An alternative to Universal Grammar
Of course, the debate is far from new (see Tomasello's review of Pinker's The language instinct for instance). But the article takes a fresh start by presenting a summary of several decades of cross-linguistic work by typologists and descriptive linguists, and its consequences for a cognitive approach of language. The authors open the summary by questioning the linguistic universals put forward by Pinker and Bloom in their BBS article (1990) and claim that there are counter-example for all of them:
1. "Major lexical categories (noun, verb, adjective, preposition)" (sect. 2.2.4)
2. "Major phrasal categories (noun phrase, verb phrase, etc.)" (sect. 5)
3. "Phrase structure rules (e.g., "X-bar theory" or "immediate dominance rules")" (sect. 5)
4. "Rules of linear order" to distinguish, for example, subject from object, or "case affixes" which "can take over these functions" (sect. 5)
5. "Verb affixes" signaling "aspect" and "tense" (including pluperfects) (sect. 2.2.3)
6. "Auxiliaries" (Many languages lack auxiliaries (e.g., Kayardild, Bininj Gun-wok).
7. "Anaphoric elements" including pronouns and reflexives (Many languages (e.g. Mwotlap) lack dedicated reflexive or reciprocal constructions altogether. Some Southeast Asian languages lack clear personal pronouns).
8. "Wh-movement" (Not all languages (e.g., Chinese, Japanese, Lakhota) move their wh-forms).
In response to the Universal Grammar (UG) difficulties, Evans and Levinson offer an alternative based on population-thinking and evolutionary approaches. For them, each language's particular feature are
"evolutionarily stable strategies, local minima as it were, that are recurrent solutions across time and space, such as the tendency to distinguish noun and verb roots, to have a subject role, or mutually consistent approaches to the ordering of head and modifier."

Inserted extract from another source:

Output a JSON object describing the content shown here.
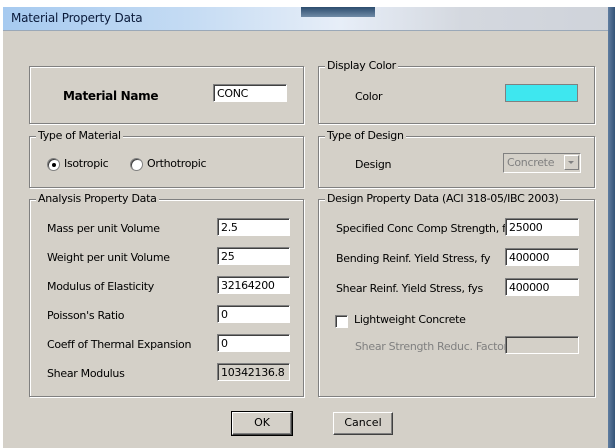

These solutions result from myriad interactions between communicative, cognitive, and processing constraints which reshape existing structures through use. For instance, the device of 'subject', whether in English, Warlpiri, or Malagasy, is a way of streamlining grammars to take advantage of the fact that three logically distinct tasks correlate statistically. In a sentence like "Mary is trying to finish her book," the subject "Mary" is:
(a) a topic – what the sentence is about;
(b) an agent – the semantic role of the instigator of an action;
(c) the "pivot" – the syntactic broker around which many grammatical properties coalesce
Having a subject relation is an efficient way to organize a language's grammar because it bundles up different sub-tasks that most often need to be done together (I used the same example about the evolution of Na'vi's language, see also Tallerman's commentary to Chater and Christansen for a very pedagogic example of cognitive constraint on language evolution).
Evans and Levinson thus use the inverse strategy of Bloom and Pinker's. In a similar article (also in BBS) Chater and Christiansen made the same point:
"Instead of puzzling that humans can only learn a small subset of the infinity of mathematically possible languages, we take a different starting point: the observation that natural languages exist only because humans can produce, learn, and process them. In order for languages to be passed on from generation to generation, they must adapt to the properties of the human learning and processing mechanisms; the structures in each language form a highly interdependent system, rather than a collection of independent traits. The key to understanding the fit between language and the brain is to understand how language has been shaped by the brain, not the reverse."
(Illustration from Chater and Christiansen 2009)
(This viewpoint does not rule out the possibility that language may have played a role in the biological evolution of hominids. Good language skills may indeed enhance reproductive success. But the pressures working on language to adapt to humans are significantly stronger than the selection pressures on humans to use language.)
Such a theory can thus explain at the same time why some linguistics' structures are rare (albeit existent) and some others so widespread (albeit not universal). Indeed, rare structures are not totally absent because they are not cognitively impossible (there are speech communities that learn them). However, it may be that the immediately preceding springboard state requires such specific and improbable collocations of rare features that there is a low statistical likelihood of such systems arising. By contrast, conditional universals almost always turn out to be mere tendencies rather than absolute universals because there are always alternative strategies.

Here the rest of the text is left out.